Arctic research station belongs in Northwest Passage: polar commission
The Canadian government's promised world-class Arctic research station should be located in the Northwest Passage and connected to a network of other research bases across the North, says the Canadian Polar Commission.
In releasing the results Wednesday of a two-year study on research logistics and infrastructure in Canada's North, the commission says current interest in polar research and Arctic sovereignty would make the Northwest Passage a good location for the High Arctic research station.
Ottawa promised the new station in its most recent throne speech.
"It would be a very smart thing to have a station that could be involved in international research … and involving communities along the Northwest Passage and so on," commission chairman Tom Hutchinson told CBC News Wednesday.
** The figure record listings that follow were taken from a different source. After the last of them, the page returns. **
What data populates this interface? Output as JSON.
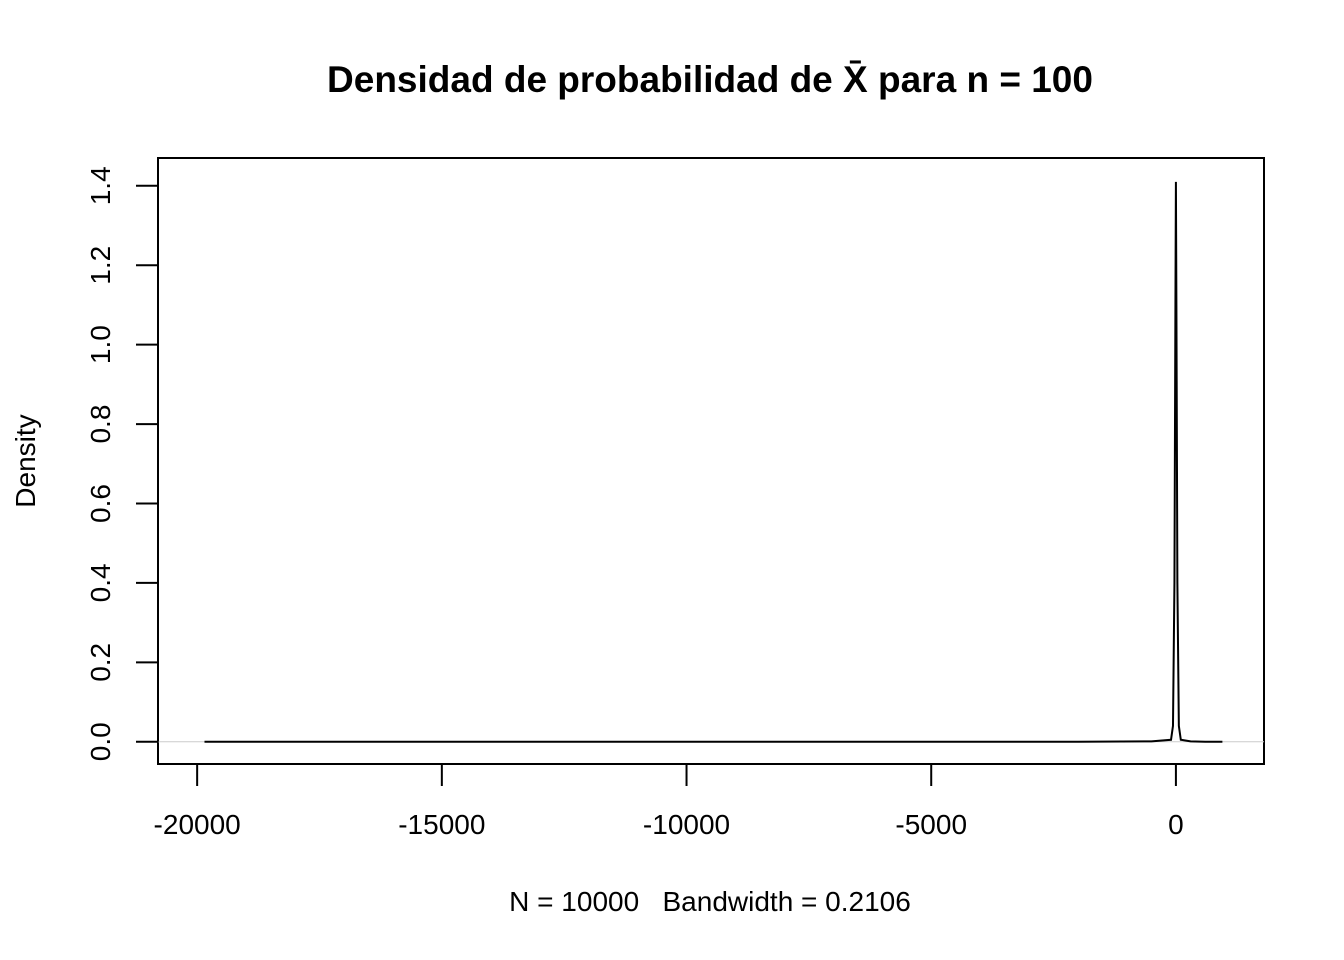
{
  "chart_data": {
    "type": "line",
    "title": "Densidad de probabilidad de X̄ para n = 100",
    "xlabel": "N = 10000   Bandwidth = 0.2106",
    "ylabel": "Density",
    "xlim": [
      -20800,
      1800
    ],
    "ylim": [
      -0.056,
      1.47
    ],
    "x_ticks": [
      -20000,
      -15000,
      -10000,
      -5000,
      0
    ],
    "x_tick_labels": [
      "-20000",
      "-15000",
      "-10000",
      "-5000",
      "0"
    ],
    "y_ticks": [
      0.0,
      0.2,
      0.4,
      0.6,
      0.8,
      1.0,
      1.2,
      1.4
    ],
    "y_tick_labels": [
      "0.0",
      "0.2",
      "0.4",
      "0.6",
      "0.8",
      "1.0",
      "1.2",
      "1.4"
    ],
    "baseline_y": 0,
    "series": [
      {
        "x": [
          -19850,
          -15000,
          -10000,
          -5000,
          -2000,
          -500,
          -100,
          -60,
          -30,
          -10,
          0,
          10,
          30,
          60,
          100,
          300,
          600,
          950
        ],
        "values": [
          0,
          0,
          0,
          0,
          0,
          0.001,
          0.005,
          0.04,
          0.4,
          1.1,
          1.41,
          1.1,
          0.4,
          0.04,
          0.005,
          0.001,
          0,
          0
        ]
      }
    ]
  }
}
The commission, a federal government agency that specializes in polar research, also concluded that Ottawa needs a 25-year plan and $25 million to set up a pan-northern network of about 12 major research stations from Labrador to the Yukon.
Many existing field research facilities in the region are old and falling apart, the commission found.
Despite a surge in polar research over the last decade, northern field stations have suffered from three decades of neglect and cannot keep up with the current demand, Hutchinson said.
John Smol, a longtime Arctic researcher with Queen's University, agreed.
"Canada is a polar nation, and we really haven't been holding up our own in infrastructure and the facilities to do this," he said Thursday.
The Canadian Polar Commission's study also recommends setting up a comprehensive northern surveillance and monitoring network, as well as replacing the Canadian coast guard research ships Amundsen, Louis St. Laurent and Nahidik with vessels capable of accommodating scientific research once the existing ships are decommissioned.
Hutchinson said a northern research network could complement work being done at the federal High Arctic research station.
Basing the new High Arctic station by the Northwest Passage would also make logistical sense, as ships can enter the area, added Bill Doidge, director of the Nunavik Research Centre in Kuujjuaq, Que.
"But I think there's a lot of things to weigh up in terms of what the scientific priorities may be in a certain area," Doidge said.
"Actually, if you get a bunch of scientists together, they won't agree totally on where the location should be."
It isn't just scientists who may disagree on where a High Arctic research station would go — Nunavut, the Northwest Territories and the Yukon have all been hoping to have a major research centre based on their territory.